Strategically, this moves Codex from being a component (the model behind GitHub Copilot) to a standalone, multi-modal agentic platform. It leverages OpenAI's strengths in vision (GPT-4V) and tool use to create a unified assistant that can navigate the messy, multi-app reality of software development. The expansion into image generation also subtly competes with services like Midjourney and DALL-E APIs by embedding it into a developer-centric workflow.
gentic.news Analysis
This update is a pivotal evolution in OpenAI's product strategy, reflecting two major industry trends we've been tracking. First, it confirms the shift from tools to agents—a trend we detailed in our analysis of Devin's launch and the rise of AI software engineers. Codex is no longer just suggesting the next line; it's taking over entire sub-processes. Second, it represents a vertical integration play within OpenAI's own stack. Instead of just providing the foundational model (GPT) for others to build coding assistants, OpenAI is now building the flagship agent product itself, potentially creating tension with partners like GitHub/Microsoft who build Copilot on top of OpenAI models.
The focus on macOS first is telling. It targets the high-value segment of professional developers, particularly in mobile (iOS) and startup ecosystems, where macOS dominates. This follows a pattern of premium, vertical-first launches before broader rollout. The direct competition with Anthropic's Claude Code is now explicit and head-to-head. Both companies are betting that the future of coding assistance lies in persistent, reasoning agents that manage context across days, not milliseconds. The integration of over 90 plugins in one move shows OpenAI is aggressively pursuing ecosystem lock-in, attempting to make Codex the central orchestration layer for the entire dev toolchain.
Frequently Asked Questions
Can OpenAI Codex see everything on my screen?

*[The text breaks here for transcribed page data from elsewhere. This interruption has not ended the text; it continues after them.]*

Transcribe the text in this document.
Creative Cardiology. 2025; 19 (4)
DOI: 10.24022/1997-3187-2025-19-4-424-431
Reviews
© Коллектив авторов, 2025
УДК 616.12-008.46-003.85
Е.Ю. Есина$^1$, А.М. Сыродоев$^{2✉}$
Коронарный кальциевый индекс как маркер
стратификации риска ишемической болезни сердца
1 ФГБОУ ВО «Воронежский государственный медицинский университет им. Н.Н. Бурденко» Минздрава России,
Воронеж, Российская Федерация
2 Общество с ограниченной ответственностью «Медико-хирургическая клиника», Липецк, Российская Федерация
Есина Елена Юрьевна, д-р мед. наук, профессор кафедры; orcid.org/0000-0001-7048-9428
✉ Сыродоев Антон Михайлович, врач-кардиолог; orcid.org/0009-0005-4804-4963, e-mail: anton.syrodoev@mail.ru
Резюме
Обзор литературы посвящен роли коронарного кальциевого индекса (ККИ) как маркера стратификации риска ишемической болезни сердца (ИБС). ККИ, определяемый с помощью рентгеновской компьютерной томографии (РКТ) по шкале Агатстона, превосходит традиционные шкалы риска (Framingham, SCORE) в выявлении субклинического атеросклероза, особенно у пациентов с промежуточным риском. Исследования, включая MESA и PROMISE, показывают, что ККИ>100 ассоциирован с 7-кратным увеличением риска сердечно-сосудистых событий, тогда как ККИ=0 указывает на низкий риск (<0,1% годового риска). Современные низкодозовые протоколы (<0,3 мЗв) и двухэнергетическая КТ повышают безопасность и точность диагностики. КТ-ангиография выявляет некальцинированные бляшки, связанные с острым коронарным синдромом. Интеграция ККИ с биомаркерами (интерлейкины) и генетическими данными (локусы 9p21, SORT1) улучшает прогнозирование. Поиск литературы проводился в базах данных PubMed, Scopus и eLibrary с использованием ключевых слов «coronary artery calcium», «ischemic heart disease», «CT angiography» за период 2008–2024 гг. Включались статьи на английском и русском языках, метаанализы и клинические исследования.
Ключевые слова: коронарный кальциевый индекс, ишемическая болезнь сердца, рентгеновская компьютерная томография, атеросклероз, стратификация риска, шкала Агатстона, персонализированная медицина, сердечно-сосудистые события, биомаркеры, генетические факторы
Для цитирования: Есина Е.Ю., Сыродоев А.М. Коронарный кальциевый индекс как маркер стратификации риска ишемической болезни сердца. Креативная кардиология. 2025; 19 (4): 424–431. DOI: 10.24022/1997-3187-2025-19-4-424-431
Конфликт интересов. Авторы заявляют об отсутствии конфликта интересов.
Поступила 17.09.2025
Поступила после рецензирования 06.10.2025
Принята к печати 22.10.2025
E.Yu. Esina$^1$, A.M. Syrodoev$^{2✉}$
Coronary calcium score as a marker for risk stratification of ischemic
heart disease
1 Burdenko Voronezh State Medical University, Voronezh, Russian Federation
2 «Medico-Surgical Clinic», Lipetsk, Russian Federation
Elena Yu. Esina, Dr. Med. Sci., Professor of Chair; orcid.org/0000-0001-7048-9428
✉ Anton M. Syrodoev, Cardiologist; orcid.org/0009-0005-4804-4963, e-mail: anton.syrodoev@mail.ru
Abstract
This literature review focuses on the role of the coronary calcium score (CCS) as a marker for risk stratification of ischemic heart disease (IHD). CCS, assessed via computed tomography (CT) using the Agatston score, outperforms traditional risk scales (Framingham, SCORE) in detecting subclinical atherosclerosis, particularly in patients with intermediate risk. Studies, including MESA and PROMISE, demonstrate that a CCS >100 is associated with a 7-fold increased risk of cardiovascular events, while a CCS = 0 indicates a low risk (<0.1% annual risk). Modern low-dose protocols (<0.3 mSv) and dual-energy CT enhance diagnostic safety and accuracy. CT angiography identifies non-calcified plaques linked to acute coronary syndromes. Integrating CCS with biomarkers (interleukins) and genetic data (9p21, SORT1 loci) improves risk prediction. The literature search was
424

Yes, the "background computer use" feature requires granting Codex accessibility permissions on macOS, allowing it to observe the screen content to navigate and control applications. This is necessary for it to click buttons, type in fields, and understand UI states in apps without APIs.
How does Codex's autonomy work? Can it code for days without me?
According to OpenAI, Codex can schedule itself for future tasks and wake up autonomously to continue work on long-term projects, potentially operating across days or weeks. For example, you could ask it to "monitor this GitHub repo, review every new pull request, and suggest changes," and it would persist as a background process performing that duty.
Is this the same Codex model from 2021?
No. While the product retains the "Codex" name, its capabilities have been radically expanded. The original Codex (powering GitHub Copilot) was a fine-tuned GPT-3 model for code completion. The current system is almost certainly built on a much more advanced model like GPT-4o or GPT-4.5, with integrated vision, tool-use, and long-context reasoning capabilities enabling its new agentic behavior.
What are the main differences between Codex and Claude Code?
The primary differences are in the approach to agency. Codex employs direct screen control (macOS) and can run for weeks autonomously, acting like a persistent background worker. Claude Code, while highly capable at complex code reasoning and edits, operates more within a defined IDE/CLI session. Codex also integrates image generation directly, while Claude Code remains text/code-focused.